The main point is that AI orchestration platforms are more than simple workflow automation systems. Their overarching goal is to enable AI agents to reason through complex workflows - without necessarily needing pre-defined (read: human-defied) steps.
Emerging tools and platforms
There are several emerging AI orchestration tools and platforms. The oldest of them is LangChain which was released in October of 2022. Others include AutoGPT, AutoGen, BabyAGI, and CrewAI to name a few. Plus more to come I’m sure.
I've been dabbling with a few different AI orchestration tools. While each provides its unique features and benefits, they all serve a similar purpose: to make it easier to combine multiple AI models, tools, and agents to accomplish things that a single AI model or system can't. I won’t cover specifics today. I'll save that for another post. But, getting familiar with these tools is a must.
A real-world example of AI orchestration
In previous posts, I've discussed AI for writing and publishing books.Book publishing isn't overly complex. It involves several steps, but the steps are generally well understood. So let's look at a few steps to illustrate the general idea behind AI orchestration.

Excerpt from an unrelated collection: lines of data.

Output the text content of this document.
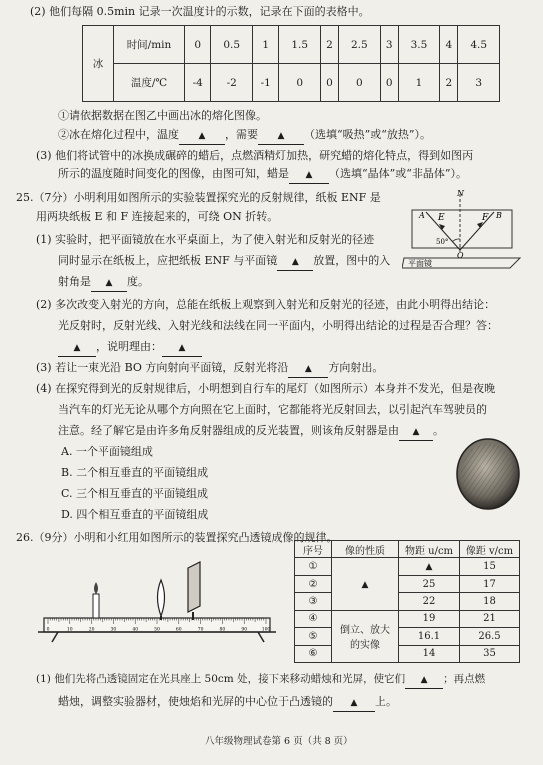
(2) 他们每隔 0.5min 记录一次温度计的示数，记录在下面的表格中。
冰	时间/min	0	0.5	1	1.5	2	2.5	3	3.5	4	4.5
	温度/℃	-4	-2	-1	0	0	0	0	1	2	3
①请依据数据在图乙中画出冰的熔化图像。
②冰在熔化过程中，温度 ▲ ，需要 ▲ （选填“吸热”或“放热”）。
(3) 他们将试管中的冰换成碾碎的蜡后，点燃酒精灯加热，研究蜡的熔化特点，得到如图丙
所示的温度随时间变化的图像，由图可知，蜡是 ▲ （选填“晶体”或“非晶体”）。
25.（7分）小明利用如图所示的实验装置探究光的反射规律，纸板 ENF 是
用两块纸板 E 和 F 连接起来的，可绕 ON 折转。
(1) 实验时，把平面镜放在水平桌面上，为了使入射光和反射光的径迹
同时显示在纸板上，应把纸板 ENF 与平面镜 ▲ 放置，图中的入
射角是 ▲ 度。
N
E	F
A	B
O
50°
平面镜
(2) 多次改变入射光的方向，总能在纸板上观察到入射光和反射光的径迹，由此小明得出结论：
光反射时，反射光线、入射光线和法线在同一平面内，小明得出结论的过程是否合理？答：
▲ ，说明理由： ▲
(3) 若让一束光沿 BO 方向射向平面镜，反射光将沿 ▲ 方向射出。
(4) 在探究得到光的反射规律后，小明想到自行车的尾灯（如图所示）本身并不发光，但是夜晚
当汽车的灯光无论从哪个方向照在它上面时，它都能将光反射回去，以引起汽车驾驶员的
注意。经了解它是由许多角反射器组成的反光装置，则该角反射器是由 ▲ 。
A. 一个平面镜组成
B. 二个相互垂直的平面镜组成
C. 三个相互垂直的平面镜组成
D. 四个相互垂直的平面镜组成
26.（9分）小明和小红用如图所示的装置探究凸透镜成像的规律。
0	10	20	30	40	50	60	70	80	90	100
序号	像的性质	物距 u/cm	像距 v/cm
①	▲	▲	15
②		25	17
③		22	18
④	倒立、放大
的实像	19	21
⑤		16.1	26.5
⑥		14	35
(1) 他们先将凸透镜固定在光具座上 50cm 处，接下来移动蜡烛和光屏，使它们 ▲ ；再点燃
蜡烛，调整实验器材，使烛焰和光屏的中心位于凸透镜的 ▲ 上。
八年级物理试卷第 6 页（共 8 页）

In a traditional case, we might have a single human author who is responsible for both researching and writing a book. Or, the author might work with one or more human researchers. Human subject matter experts could also be involved to ensure the content is accurate and relevant. Then, when a draft is written, a human editor might be used to review and improve the content. There are many more steps, but you get the idea.

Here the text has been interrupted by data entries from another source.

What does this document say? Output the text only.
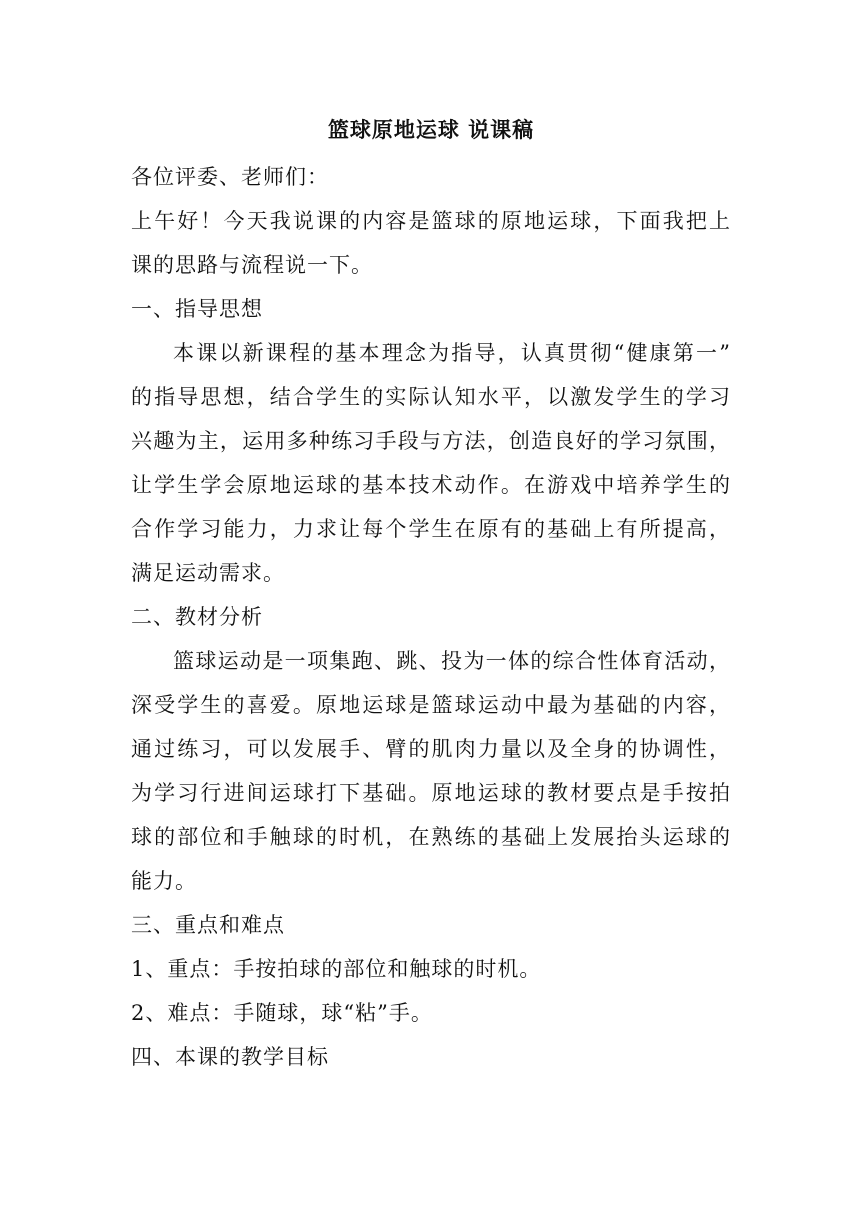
篮球原地运球 说课稿
各位评委、老师们：
上午好！今天我说课的内容是篮球的原地运球，下面我把上
课的思路与流程说一下。
一、指导思想
本课以新课程的基本理念为指导，认真贯彻“健康第一”
的指导思想，结合学生的实际认知水平，以激发学生的学习
兴趣为主，运用多种练习手段与方法，创造良好的学习氛围，
让学生学会原地运球的基本技术动作。在游戏中培养学生的
合作学习能力，力求让每个学生在原有的基础上有所提高，
满足运动需求。
二、教材分析
篮球运动是一项集跑、跳、投为一体的综合性体育活动，
深受学生的喜爱。原地运球是篮球运动中最为基础的内容，
通过练习，可以发展手、臂的肌肉力量以及全身的协调性，
为学习行进间运球打下基础。原地运球的教材要点是手按拍
球的部位和手触球的时机，在熟练的基础上发展抬头运球的
能力。
三、重点和难点
1、重点：手按拍球的部位和触球的时机。
2、难点：手随球，球“粘”手。
四、本课的教学目标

In the AI case, we might have one AI agent do the research, another to write the content, and another for the editing. Or we might have a human in the loop for the editing. The AI agents might use a combination of language models, prompts, contextual data, search engines, and other tools or resources to accomplish their respective tasks. Further, each agent might be given explicit instructions or reason through the process itself. In either case, the agent is responsible for a defined purpose, but the specific steps it takes will depend on how the agent is designed and the context in which it operates.
Building multi-agent systems vs traditional business building
The more I think about AI orchestration, the more I see parallels between building multi-agent systems and traditional company building. In both cases, you have defined goals that requires assemblimg a collection of workers to accomplish those goals. In both cases, workers need clear objectives and access to the resources necessary to do their job.

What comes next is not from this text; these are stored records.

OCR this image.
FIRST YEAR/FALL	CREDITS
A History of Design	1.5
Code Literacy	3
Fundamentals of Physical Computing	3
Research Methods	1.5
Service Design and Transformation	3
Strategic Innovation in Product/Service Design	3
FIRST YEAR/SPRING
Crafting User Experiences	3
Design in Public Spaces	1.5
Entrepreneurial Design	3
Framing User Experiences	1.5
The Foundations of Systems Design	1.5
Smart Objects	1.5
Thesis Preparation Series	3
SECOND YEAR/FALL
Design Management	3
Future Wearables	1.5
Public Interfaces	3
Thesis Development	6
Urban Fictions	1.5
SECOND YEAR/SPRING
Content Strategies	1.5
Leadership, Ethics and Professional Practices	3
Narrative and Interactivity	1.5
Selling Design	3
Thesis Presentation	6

To align with the company mission and vision, the workers need to be able to work together to accomplish the overarching goals. In the same way, AI agents need to be able to work together to accomplish higher-level objectives. And in both cases, the optimal workflow needs to be reasoned through.
You also have to decide which workers to hire and how they should be organized. Weather to define standard operating procedures or let workers reason through processes on their own. And in both cases, you'll continually evaluate and adjust as needed to improve performance.
So, AI orchestration is much more than a technology consideration. And in the same way that assembling the right people, and positioning them in the right roles is essential to building a successful company; assembling the right AI agents and positioning them in the right roles is essential for building a successful multi-agent AI system.
That's it for Now
I think that's enough for today. In a follow-on post, I’ll expand and discuss how blockchain technologies play into things.